What are the symptoms?
Symptoms of sickle cell anemia usually appear after four months of age and can include:
- Anemia: A lack of healthy red blood cells, which can cause fatigue.
- Jaundice: A yellowing of the skin or whites of the eyes.
- Acute pain: Periodic episodes of pain, called crises, develop when sickle-shaped blood cells block blood flow through blood vessels to the chest, abdomen and joints. Pain can also occur in bones. Crises can last for a few hours to a few weeks.
- Hand-foot syndrome: Swollen hands and feet caused by sickle cells blocking blood flow to those extremities.
- Infections: Sickle cells can damage the spleen, an infection-fighting organ, making people more susceptible to infections.
- Delayed growth: Sickle cell anemia can cause delayed growth in infants and children, as well as delay puberty in teens.
- Vision problems: Sickle cells can cause damage to a person’s retina.
Sickle cell anemia can also lead to many complications, including
- Acute chest syndrome: Sickle cell anemia causes chest pain, fever and difficulty breathing
- Pulmonary hypertension
- Organ damage
- Skin ulcers
- Deep Vein Thrombosis
- Pulmonary embolism
Below, watch a video by the American Society of Hematology highlighting a patient’s journey with sickle cell disease.
What treatments are available?
Most sickle cell anemic complications are treated as they occur. These treatments include antibiotics, vitamins, blood transfusions, medication and surgery (to correct problems associated with vision or to remove a damaged spleen, for example).
Hydroxyurea, an oral medication, is the only FDA approved treatment for sickle cell anemia. The medication has been shown to reduce or prevent disease-related complications. Patients’ white blood cell and platelet counts must be closely monitored because the drug can lower those counts to dangerous levels, according to Saraf.

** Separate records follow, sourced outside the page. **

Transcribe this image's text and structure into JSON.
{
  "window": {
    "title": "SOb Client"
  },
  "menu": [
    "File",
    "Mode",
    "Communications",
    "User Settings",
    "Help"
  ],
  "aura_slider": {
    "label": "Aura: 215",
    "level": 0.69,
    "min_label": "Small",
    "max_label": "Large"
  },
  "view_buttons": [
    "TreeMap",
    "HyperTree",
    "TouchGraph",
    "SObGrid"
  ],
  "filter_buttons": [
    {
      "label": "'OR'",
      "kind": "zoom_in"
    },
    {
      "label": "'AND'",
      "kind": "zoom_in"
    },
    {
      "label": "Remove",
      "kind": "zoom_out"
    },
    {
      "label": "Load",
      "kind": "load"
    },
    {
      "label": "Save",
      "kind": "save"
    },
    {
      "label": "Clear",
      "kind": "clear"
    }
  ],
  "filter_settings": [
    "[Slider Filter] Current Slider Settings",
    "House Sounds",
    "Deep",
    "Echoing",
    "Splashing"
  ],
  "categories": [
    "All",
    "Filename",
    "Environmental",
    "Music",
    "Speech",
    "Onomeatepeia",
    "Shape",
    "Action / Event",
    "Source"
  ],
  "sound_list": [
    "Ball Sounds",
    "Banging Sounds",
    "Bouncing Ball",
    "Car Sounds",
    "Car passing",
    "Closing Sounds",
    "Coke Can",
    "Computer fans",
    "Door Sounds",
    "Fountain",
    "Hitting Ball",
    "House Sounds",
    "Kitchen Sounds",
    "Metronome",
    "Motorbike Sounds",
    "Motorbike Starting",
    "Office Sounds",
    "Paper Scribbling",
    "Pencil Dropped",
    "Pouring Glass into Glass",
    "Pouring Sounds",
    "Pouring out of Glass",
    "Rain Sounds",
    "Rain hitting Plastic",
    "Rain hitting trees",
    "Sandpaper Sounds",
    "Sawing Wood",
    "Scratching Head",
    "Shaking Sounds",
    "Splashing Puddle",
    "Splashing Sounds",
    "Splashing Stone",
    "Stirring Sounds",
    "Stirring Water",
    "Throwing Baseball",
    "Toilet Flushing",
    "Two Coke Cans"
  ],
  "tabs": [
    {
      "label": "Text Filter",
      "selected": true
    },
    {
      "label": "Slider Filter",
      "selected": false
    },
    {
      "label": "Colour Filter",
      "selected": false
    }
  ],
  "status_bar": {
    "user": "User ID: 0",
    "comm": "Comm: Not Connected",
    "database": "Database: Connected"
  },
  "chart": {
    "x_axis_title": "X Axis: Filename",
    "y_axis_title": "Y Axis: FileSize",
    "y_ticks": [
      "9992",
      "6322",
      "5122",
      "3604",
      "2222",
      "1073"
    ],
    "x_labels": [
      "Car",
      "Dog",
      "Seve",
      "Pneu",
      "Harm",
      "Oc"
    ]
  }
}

While a stem cell transplant (aka a bone marrow transplant) is another treatment option, there are risks associated with replacing bone marrow affected by sickle cell anemia with healthy bone marrow from a donor.
First, a patient must undergo radiation or chemotherapy to destroy the sickle cells. The healthy stem cells are then injected intravenously into the bloodstream of the person with sickle cell anemia. After the transplant, the patient must take medication to prevent the rejection of donated stem cells.
Stem cell transplants have been primarily used to treat children because chemotherapy was deemed too risky for adults.
“The regimen in children uses pretty intense chemotherapy that kind of empties the bone marrow out to give space for the new stem cells. The problem is that with increasing age the organs are all being damaged by these sickled cells, so after a certain age the toxicity of the chemotherapy is not handled as well and even mildly reduced chemotherapy in adults have led to graft-versus-host disease and even death. So it’s thought that it’s too dangerous to do these regimens with adults with sickle cell disease,” Saraf said.
Now, there’s a promising new treatment for adults developed by the National Institutes of Health that doesn’t require the use of chemotherapy. With the new procedure, patients receive immunosuppressive drugs, along with a small dose of body irradiation, prior to stem cell transplantation. A recent study of 13 patients that received this treatment yielded promising results.
“As soon as one month after the transplant, we’ve been administering surveys for the patients, and in that one month we’ve seen improvements recorded for that patient’s quality of life and that reported quality of life continues to improve one year out from the transplant,” Saraf said.